Great Road Trip Great Book Store in Austin

July 9, 2012

The best $1 that I've spent in a long time is a book by Pete Davies called "American Road."

Imagine a 1919 caravan of 46 trucks, early model Macks, Dodges, Whites and Packards, rolling 3,200 miles from Washington D.C. to San Francisco.

A couple of the Macks were chain-driven.

The convoy wasn't just primitive trucks, though. It included a blacksmith and machine shop on wheels, five General Motors ambulances, 11 passenger cars for military officers, and nine Indian and Harley-Davidson motorbikes that scouts road. (Er, make that rode.)

And they carried some sort of pontoon trailer that they planned to use as a ferry to cross the Missouri River at Omaha.

Expecting the heavy vehicles to often bog down in the mud roads, trip planners ordered a custom-wrecker. This $40,000 tow truck "looked like an iron box bolted onto the back of a huge scarab beetle."
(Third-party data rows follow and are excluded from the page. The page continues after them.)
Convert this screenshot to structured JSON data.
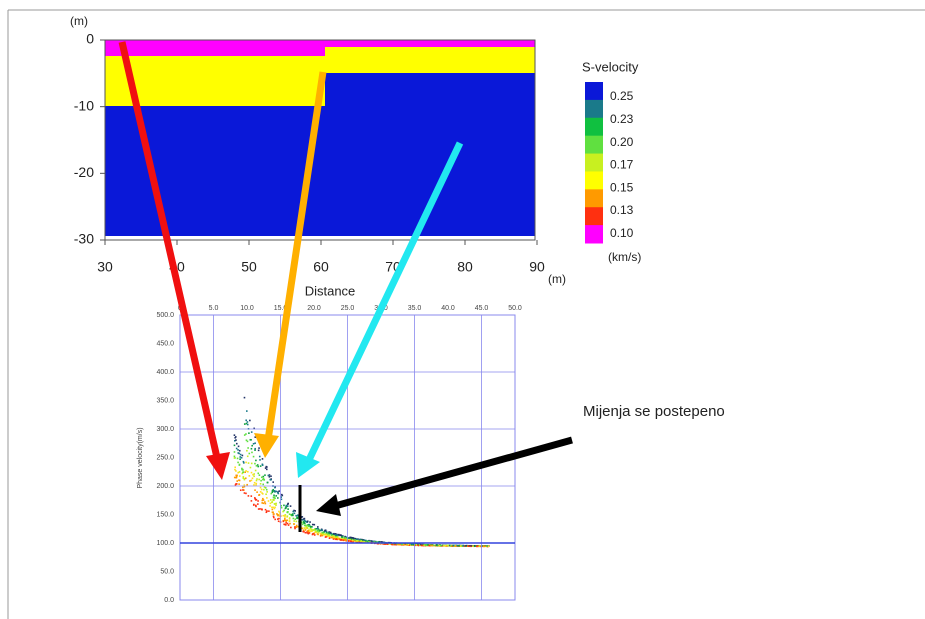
{
  "profile": {
    "y_unit": "(m)",
    "x_unit": "(m)",
    "x_label": "Distance",
    "yticks": [
      "0",
      "-10",
      "-20",
      "-30"
    ],
    "xticks": [
      "30",
      "40",
      "50",
      "60",
      "70",
      "80",
      "90"
    ]
  },
  "legend": {
    "title": "S-velocity",
    "labels": [
      "0.25",
      "0.23",
      "0.20",
      "0.17",
      "0.15",
      "0.13",
      "0.10"
    ],
    "unit": "(km/s)"
  },
  "dispersion": {
    "y_label": "Phase velocity(m/s)",
    "xticks": [
      "0",
      "5.0",
      "10.0",
      "15.0",
      "20.0",
      "25.0",
      "30.0",
      "35.0",
      "40.0",
      "45.0",
      "50.0"
    ],
    "yticks": [
      "500.0",
      "450.0",
      "400.0",
      "350.0",
      "300.0",
      "250.0",
      "200.0",
      "150.0",
      "100.0",
      "50.0",
      "0.0"
    ]
  },
  "annotation": "Mijenja se postepeno"
}
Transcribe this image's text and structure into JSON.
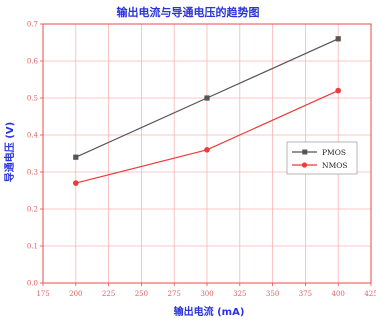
{
  "chart_data": {
    "type": "line",
    "title": "输出电流与导通电压的趋势图",
    "xlabel": "输出电流 (mA)",
    "ylabel": "导通电压 (V)",
    "x": [
      200,
      300,
      400
    ],
    "xlim": [
      175,
      425
    ],
    "ylim": [
      0,
      0.7
    ],
    "xticks": [
      "175",
      "200",
      "225",
      "250",
      "275",
      "300",
      "325",
      "350",
      "375",
      "400",
      "425"
    ],
    "yticks": [
      "0.0",
      "0.1",
      "0.2",
      "0.3",
      "0.4",
      "0.5",
      "0.6",
      "0.7"
    ],
    "grid": true,
    "legend_position": "right-middle",
    "series": [
      {
        "name": "PMOS",
        "values": [
          0.34,
          0.5,
          0.66
        ],
        "color": "#555555"
      },
      {
        "name": "NMOS",
        "values": [
          0.27,
          0.36,
          0.52
        ],
        "color": "#ee3b3b"
      }
    ],
    "colors": {
      "title": "#2a34d8",
      "axis": "#ee4b4b",
      "grid": "#f6b6b6"
    }
  }
}
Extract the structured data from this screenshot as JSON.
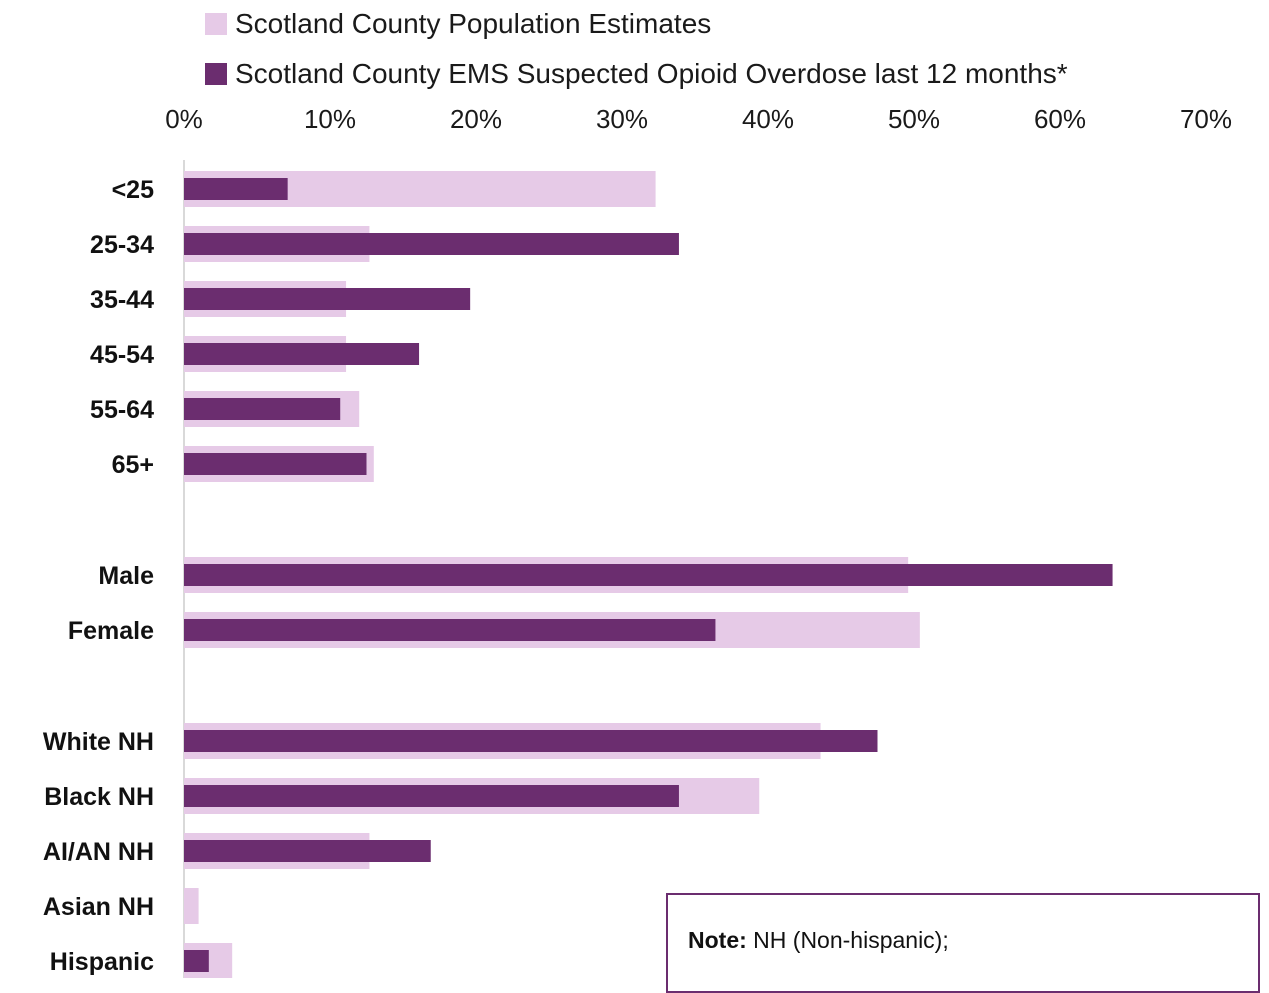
{
  "chart_data": {
    "type": "bar",
    "orientation": "horizontal",
    "categories": [
      "<25",
      "25-34",
      "35-44",
      "45-54",
      "55-64",
      "65+",
      "Male",
      "Female",
      "White NH",
      "Black NH",
      "AI/AN NH",
      "Asian NH",
      "Hispanic"
    ],
    "series": [
      {
        "name": "Scotland County Population Estimates",
        "color": "#e6cae7",
        "values": [
          32.3,
          12.7,
          11.1,
          11.1,
          12.0,
          13.0,
          49.6,
          50.4,
          43.6,
          39.4,
          12.7,
          1.0,
          3.3
        ]
      },
      {
        "name": "Scotland County EMS Suspected Opioid Overdose last 12 months*",
        "color": "#6b2d6f",
        "values": [
          7.1,
          33.9,
          19.6,
          16.1,
          10.7,
          12.5,
          63.6,
          36.4,
          47.5,
          33.9,
          16.9,
          0,
          1.7
        ]
      }
    ],
    "x_ticks": [
      "0%",
      "10%",
      "20%",
      "30%",
      "40%",
      "50%",
      "60%",
      "70%"
    ],
    "xlim": [
      0,
      70
    ],
    "axis_position": "top",
    "legend_position": "top",
    "grid": false
  },
  "note": {
    "label": "Note:",
    "text": " NH (Non-hispanic);"
  }
}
What was the purpose of such an ambitious undertaking? A U.S. government and military public relations campaign for interstate roadbuilding.

"This trip was an adventure, a circus, a public relations coup and a war game all rolled into one," so reads the inside book jacket.

And guess what young officer joined these gypsys? Dwight D. Eisenhower, future WW II hero, U.S president, and the man who pushed the advent of the interstate highway system that we use today.

I found this great road story-history lesson at Recycled Reads - 5335 Burnet Road, an Austin Public Library Book Store. It's a great place to find treasures like "American Road." Books cost only $1 or $2 and it is run by volunteers.